At a time when state run banks were very conservative and strict in their lending practices, Kamath saw and exploited the opportunity of providing easy access to loans. While branding the bank and entering new segments, Kamath, within three years of its entry into the retail finance, turned ICICI Bank into a market leader in retail credit in 2003.
His strongest ally in this transformation from a financial institution to a bank: technology. Technology has been ICICI Bank’s biggest growth and profits lever, through which Kamath introduced internet banking to the country and expanded the concept of automated teller machine (ATM) and tele-banking.
The bank also has firsts in 100 per cent core banking solution at all its branches and also to the 8 to 8 banking concept (8AM to 8 PM).
Universal banking was Kamath’s other major tool to expand beyond banking, as it moved into asset management, brokerage and insurance businesses, once again, becoming one of the leading players there. Through ICICI Securities, Kamath brought stock trading to the individual’s personal computer, forcing many broking firms to follow.

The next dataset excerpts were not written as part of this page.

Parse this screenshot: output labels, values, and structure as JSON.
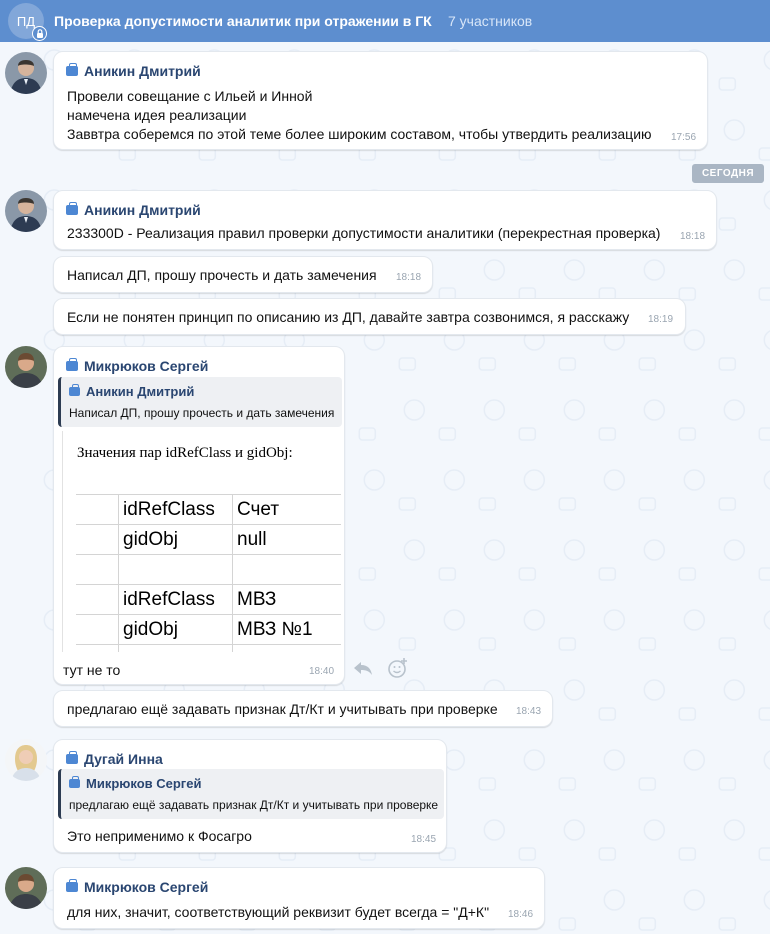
{
  "header": {
    "avatar_initials": "ПД",
    "title": "Проверка допустимости аналитик при отражении в ГК",
    "members": "7 участников"
  },
  "date_divider": "СЕГОДНЯ",
  "messages": [
    {
      "sender": "Аникин Дмитрий",
      "lines": [
        "Провели совещание с Ильей и Инной",
        "намечена идея реализации",
        "Заввтра соберемся по этой теме более широким составом, чтобы утвердить реализацию"
      ],
      "time": "17:56"
    },
    {
      "sender": "Аникин Дмитрий",
      "text": "233300D - Реализация правил проверки допустимости аналитики (перекрестная проверка)",
      "time": "18:18"
    },
    {
      "text": "Написал ДП, прошу прочесть и дать замечения",
      "time": "18:18"
    },
    {
      "text": "Если не понятен принцип по описанию из ДП, давайте завтра созвонимся, я расскажу",
      "time": "18:19"
    },
    {
      "sender": "Микрюков Сергей",
      "quote": {
        "sender": "Аникин Дмитрий",
        "text": "Написал ДП, прошу прочесть и дать замечения"
      },
      "embedded": {
        "title": "Значения пар idRefClass и gidObj:",
        "rows": [
          [
            "idRefClass",
            "Счет"
          ],
          [
            "gidObj",
            "null"
          ],
          [
            "",
            ""
          ],
          [
            "idRefClass",
            "МВЗ"
          ],
          [
            "gidObj",
            "МВЗ №1"
          ]
        ]
      },
      "text": "тут не то",
      "time": "18:40"
    },
    {
      "text": "предлагаю ещё задавать признак Дт/Кт и учитывать при проверке",
      "time": "18:43"
    },
    {
      "sender": "Дугай Инна",
      "quote": {
        "sender": "Микрюков Сергей",
        "text": "предлагаю ещё задавать признак Дт/Кт и учитывать при проверке"
      },
      "text": "Это неприменимо к Фосагро",
      "time": "18:45"
    },
    {
      "sender": "Микрюков Сергей",
      "text": "для них, значит, соответствующий реквизит будет всегда = \"Д+К\"",
      "time": "18:46"
    }
  ],
  "colors": {
    "header_bg": "#5d8ecf",
    "sender_name": "#2a4671",
    "chat_bg": "#f3f7fc"
  }
}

Kamath also focused on expanding the bank’s wings globally. The journey began in 2003, when the bank opened its representative offices in Singaore, Dubai, China, UK and Canada. Since then, it has grown and the bank as of today is the leader in money remittance from abroad.
With 29 years at ICICI Bank behind him, a dozen of them at the helm, this IIM Ahmedabad graduate was conferred with a trail of awards including the Padma Bhushan (one of the highest civilian honours in the country) in 2008 and Businessman of the Year by Forbes Asia in the previous year.
But along with reaching this leadership across all segments of finance came complaints, with the bank constantly in the news for customer harassment, leading to the courts fining the company repeatedly.